La chasse a tué 40 personnes pendant la saison 1998-1999.
Et en a blessé 259 autres. Révélée
par Libération, la seconde enquête annuelle sur
les accidents de la chasse, réalisée par l'Office
national de la chasse (ONC), confirme la relative dangerosité
de ce " sport ", pratiqué par 1,4 million de
Français. " Il y a cinq morts de moins que l'année
dernière, mais le nombre d'accidents recensés
est en hausse ", expliquait-on hier à l'ONC, où
on avait décidé de laisser aux fédérations
de chasseurs le soin de divulguer ces chiffres après
les européennes. Manière de ne pas apporter quelques
voix de plus dans la gibecière des écolos. Cette
saison, contrairement à la précédente,
deux non-chasseurs sont morts : un homme qui ramassait des truffes
a été tué dans le Vaucluse à la
suite d'une " erreur d'identification " commise par
un tireur qui l'avait pris pour un animal. Dans le Gard, c'est
une lunette de carabine mal réglée qui a provoqué
la mort d'un automobiliste. " 78% des promeneurs touchés
l'ont été à la suite d'une infraction aux
lois et aux règlements. Dans la plupart de ces cas, les
chasseurs ont tirés en direction d'une maison ou d'une
route, ce qui est interdit ", affirme Eric Lebec, de l'ONC.

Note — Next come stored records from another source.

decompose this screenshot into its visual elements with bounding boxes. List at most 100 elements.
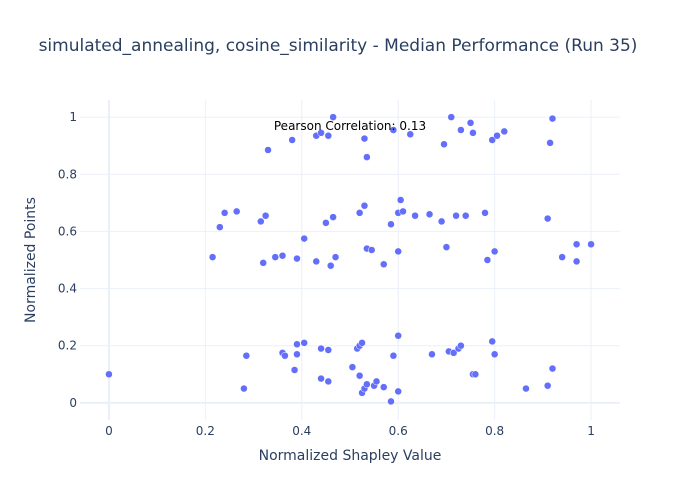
scatter-point[interactable]: [326, 261, 335, 270]
scatter-point[interactable]: [261, 211, 270, 220]
scatter-point[interactable]: [543, 381, 552, 390]
scatter-point[interactable]: [488, 337, 496, 346]
scatter-point[interactable]: [488, 136, 496, 144]
scatter-point[interactable]: [271, 253, 280, 261]
scatter-point[interactable]: [394, 387, 402, 396]
scatter-point[interactable]: [363, 380, 371, 389]
scatter-point[interactable]: [490, 350, 499, 359]
scatter-point[interactable]: [216, 223, 224, 231]
scatter-point[interactable]: [522, 384, 530, 393]
scatter-point[interactable]: [300, 234, 308, 243]
scatter-point[interactable]: [449, 349, 458, 357]
scatter-point[interactable]: [440, 140, 448, 149]
scatter-point[interactable]: [293, 350, 301, 359]
x-tick-label: 0.4: [292, 424, 311, 438]
y-tick-label: 0.6: [58, 224, 77, 238]
scatter-point[interactable]: [331, 253, 340, 261]
scatter-point[interactable]: [317, 129, 325, 137]
scatter-point[interactable]: [387, 397, 395, 406]
scatter-point[interactable]: [360, 201, 369, 210]
scatter-point[interactable]: [329, 213, 337, 221]
scatter-point[interactable]: [264, 146, 272, 154]
scatter-point[interactable]: [232, 207, 241, 216]
scatter-point[interactable]: [457, 126, 465, 134]
scatter-point[interactable]: [322, 219, 330, 227]
scatter-point[interactable]: [500, 127, 509, 136]
scatter-point[interactable]: [437, 217, 446, 226]
scatter-point[interactable]: [493, 131, 501, 140]
scatter-point[interactable]: [355, 371, 364, 380]
scatter-point[interactable]: [105, 370, 113, 379]
scatter-point[interactable]: [558, 253, 566, 261]
scatter-point[interactable]: [452, 211, 460, 220]
scatter-point[interactable]: [358, 339, 366, 347]
scatter-point[interactable]: [428, 350, 436, 359]
scatter-point[interactable]: [242, 351, 251, 360]
scatter-point[interactable]: [348, 363, 357, 371]
scatter-point[interactable]: [360, 134, 369, 143]
scatter-point[interactable]: [300, 339, 308, 347]
x-tick-label: 0: [105, 424, 113, 438]
scatter-point[interactable]: [324, 377, 333, 386]
scatter-point[interactable]: [288, 136, 296, 144]
scatter-point[interactable]: [329, 113, 337, 121]
scatter-point[interactable]: [240, 384, 248, 393]
scatter-point[interactable]: [447, 113, 455, 121]
scatter-point[interactable]: [572, 257, 581, 266]
scatter-point[interactable]: [461, 211, 470, 220]
scatter-point[interactable]: [293, 340, 301, 349]
scatter-point[interactable]: [548, 114, 557, 123]
scatter-point[interactable]: [546, 139, 554, 147]
scatter-point[interactable]: [411, 211, 419, 220]
y-tick-label: 1: [69, 110, 77, 124]
grid-layer: [80, 100, 620, 420]
scatter-point[interactable]: [257, 217, 265, 226]
scatter-point[interactable]: [208, 253, 217, 261]
scatter-point[interactable]: [394, 247, 402, 256]
scatter-point[interactable]: [380, 383, 388, 391]
chart-title: simulated_annealing, cosine_similarity -…: [39, 36, 638, 56]
scatter-point[interactable]: [543, 214, 552, 223]
y-axis-title: Normalized Points: [23, 197, 39, 323]
scatter-point[interactable]: [355, 209, 364, 217]
scatter-point[interactable]: [466, 119, 475, 127]
scatter-point[interactable]: [471, 370, 480, 379]
scatter-point[interactable]: [406, 130, 415, 139]
scatter-point[interactable]: [389, 351, 398, 360]
scatter-point[interactable]: [317, 344, 325, 353]
scatter-point[interactable]: [220, 209, 229, 217]
scatter-point[interactable]: [572, 240, 581, 249]
x-tick-label: 0.8: [485, 424, 504, 438]
scatter-point[interactable]: [587, 240, 595, 249]
x-tick-label: 0.6: [389, 424, 408, 438]
scatter-point[interactable]: [317, 374, 325, 383]
scatter-point[interactable]: [469, 129, 477, 137]
scatter-point[interactable]: [324, 131, 333, 140]
scatter-point[interactable]: [389, 126, 398, 134]
scatter-point[interactable]: [380, 260, 388, 269]
scatter-point[interactable]: [387, 220, 395, 229]
y-tick-label: 0: [69, 396, 77, 410]
y-tick-label: 0.4: [58, 282, 77, 296]
scatter-point[interactable]: [442, 243, 451, 251]
scatter-point[interactable]: [312, 257, 320, 266]
scatter-point[interactable]: [457, 341, 465, 350]
scatter-point[interactable]: [293, 254, 301, 263]
scatter-point[interactable]: [363, 153, 371, 161]
scatter-point[interactable]: [281, 351, 289, 360]
scatter-point[interactable]: [278, 251, 287, 260]
scatter-point[interactable]: [394, 331, 402, 340]
scatter-point[interactable]: [372, 377, 381, 386]
scatter-point[interactable]: [548, 364, 557, 373]
scatter-point[interactable]: [399, 207, 407, 216]
scatter-point[interactable]: [259, 259, 267, 267]
scatter-point[interactable]: [290, 366, 299, 374]
scatter-point[interactable]: [425, 210, 434, 219]
scatter-point[interactable]: [490, 247, 499, 256]
scatter-point[interactable]: [367, 246, 376, 254]
pearson-annotation: Pearson Correlation: 0.13: [274, 119, 426, 133]
scatter-point[interactable]: [481, 209, 489, 217]
scatter-point[interactable]: [396, 196, 405, 204]
scatter-point[interactable]: [324, 346, 333, 354]
scatter-point[interactable]: [483, 256, 492, 264]
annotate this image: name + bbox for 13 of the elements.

Le portrait-robot du spécialiste des balles perdues est
celui d'un homme de plus de 50 ans qui chasse sur son territoire
habituel lors d'une battue de sanglier. " Il y a donc moins
d'accidents parmi les jeunes, car ils sont titulaires d'un permis.
Il faut améliorer la formation ", réagissait
hier Pierre Daillant, le président de l'Union nationale
des chasseurs.
Du côté des gardes-chasse, on dénonce
le manque de sanctions et le laxisme du permis de chasse,
dont l'examen pratique n'est pas éliminatoire. "
Il n'y aura pas de changement tant qu'on en restera à
inciter les chasseurs à mettre des casquettes et des
gilets fluo. Aujourd'hui, on donne le permis même à
ceux qui se tirent dans les pieds ", explique Laurent
Faure du Syndicat national de l'Environnement (DNE-CFDT).